Preparations at St John's began a few weeks back when the Pathfinders made their splendid banner. Then this Friday sixty cyclists turned up at the cafe - they'd come from Bristol and had stayed the night at St George's, Wash Common in Newbury en route to the Wave. They'd asked for a stopover for toilet and coffee but they got bacon butties for breakfast too courtesy of the Friday cafe.

Today about 25 of us headed down to London by less strenuous means - coach and train. When last I looked the BBC were reporting 20,000 marchers, Sky News said 40,000 but SCCC and Christian Aid said 50,000. Some of us arrived early enough for the service in Westminster Central Hall. The key phrase one of them reported from the service was that God told us to preach good news to all the world - not merely all people, but the cosmos.

By the time our family turned up there was a capacity 3,000 people inside and still an optimistic queue, but we headed downstairs for the Cafod children's activities, bumped into several old friends and the St John's Pathfinders, played climate change games, made banners and got blue hands painted on our faces (plus a good cup of coffee). Making a three-year-old walk the full route seemed a bit optimistic so while most people headed off to Grosvenor Square for the rallying talks and march start, we had a picnic and then visited Westminster Abbey. By the time we came out marchers were passing Parliament. The highlights for the boys were a wonderful blue dragon, meeting Tearfund's Super Badger and the cycle-powered music.
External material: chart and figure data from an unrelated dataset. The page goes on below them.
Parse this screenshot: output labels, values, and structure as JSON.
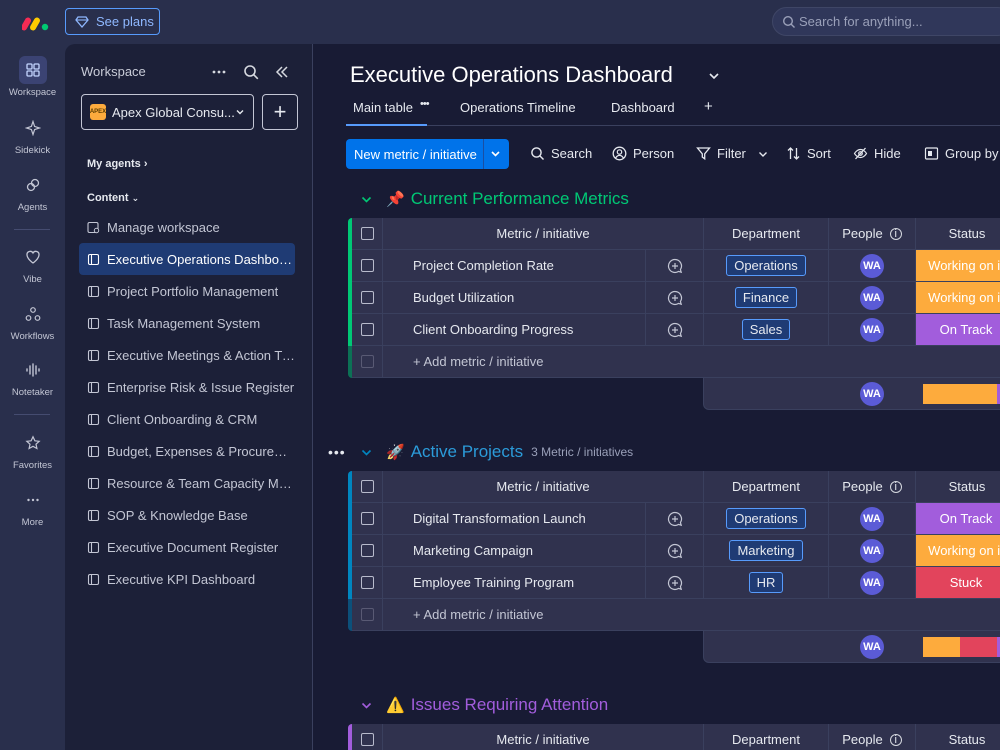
{
  "topbar": {
    "see_plans": "See plans",
    "search_placeholder": "Search for anything..."
  },
  "rail": [
    {
      "label": "Workspace",
      "icon": "workspace-grid-icon"
    },
    {
      "label": "Sidekick",
      "icon": "sidekick-icon"
    },
    {
      "label": "Agents",
      "icon": "agents-icon"
    },
    {
      "label": "Vibe",
      "icon": "vibe-heart-icon"
    },
    {
      "label": "Workflows",
      "icon": "workflows-icon"
    },
    {
      "label": "Notetaker",
      "icon": "notetaker-waveform-icon"
    },
    {
      "label": "Favorites",
      "icon": "star-icon"
    },
    {
      "label": "More",
      "icon": "more-dots-icon"
    }
  ],
  "sidebar": {
    "title": "Workspace",
    "workspace_name": "Apex Global Consu...",
    "workspace_badge": "APEX",
    "my_agents": "My agents",
    "content": "Content",
    "items": [
      {
        "label": "Manage workspace"
      },
      {
        "label": "Executive Operations Dashboard"
      },
      {
        "label": "Project Portfolio Management"
      },
      {
        "label": "Task Management System"
      },
      {
        "label": "Executive Meetings & Action Tr..."
      },
      {
        "label": "Enterprise Risk & Issue Register"
      },
      {
        "label": "Client Onboarding & CRM"
      },
      {
        "label": "Budget, Expenses & Procureme..."
      },
      {
        "label": "Resource & Team Capacity Man..."
      },
      {
        "label": "SOP & Knowledge Base"
      },
      {
        "label": "Executive Document Register"
      },
      {
        "label": "Executive KPI Dashboard"
      }
    ]
  },
  "main": {
    "title": "Executive Operations Dashboard",
    "tabs": [
      "Main table",
      "Operations Timeline",
      "Dashboard",
      "+"
    ],
    "tab_more": "•••",
    "toolbar": {
      "new_item": "New metric / initiative",
      "search": "Search",
      "person": "Person",
      "filter": "Filter",
      "sort": "Sort",
      "hide": "Hide",
      "group_by": "Group by"
    },
    "columns": {
      "item": "Metric / initiative",
      "department": "Department",
      "people": "People",
      "status": "Status"
    },
    "add_item": "+ Add metric / initiative",
    "group_dots": "•••",
    "groups": [
      {
        "name": "Current Performance Metrics",
        "emoji": "📌",
        "color": "#00c875",
        "count": "",
        "rows": [
          {
            "name": "Project Completion Rate",
            "dept": "Operations",
            "person": "WA",
            "status": "Working on it",
            "status_color": "#fdab3d"
          },
          {
            "name": "Budget Utilization",
            "dept": "Finance",
            "person": "WA",
            "status": "Working on it",
            "status_color": "#fdab3d"
          },
          {
            "name": "Client Onboarding Progress",
            "dept": "Sales",
            "person": "WA",
            "status": "On Track",
            "status_color": "#a25ddc"
          }
        ],
        "summary_person": "WA"
      },
      {
        "name": "Active Projects",
        "emoji": "🚀",
        "color": "#0086c0",
        "count": "3 Metric / initiatives",
        "rows": [
          {
            "name": "Digital Transformation Launch",
            "dept": "Operations",
            "person": "WA",
            "status": "On Track",
            "status_color": "#a25ddc"
          },
          {
            "name": "Marketing Campaign",
            "dept": "Marketing",
            "person": "WA",
            "status": "Working on it",
            "status_color": "#fdab3d"
          },
          {
            "name": "Employee Training Program",
            "dept": "HR",
            "person": "WA",
            "status": "Stuck",
            "status_color": "#e2445c"
          }
        ],
        "summary_person": "WA"
      },
      {
        "name": "Issues Requiring Attention",
        "emoji": "⚠️",
        "color": "#a25ddc",
        "count": ""
      }
    ]
  }
}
The rest of the congregation did walk the full route. The Pathfinders met our bishop, Stephen Cottrell, on the march (a photo of that should be appearing soon on the church's new website: http://stjohnandstephen.co.uk). There was more a storm of noise than a wave of hands at 3pm and the marching continued long after (we were on the platform at Waterloo when a friend rang to say they'd reached Parliament Square).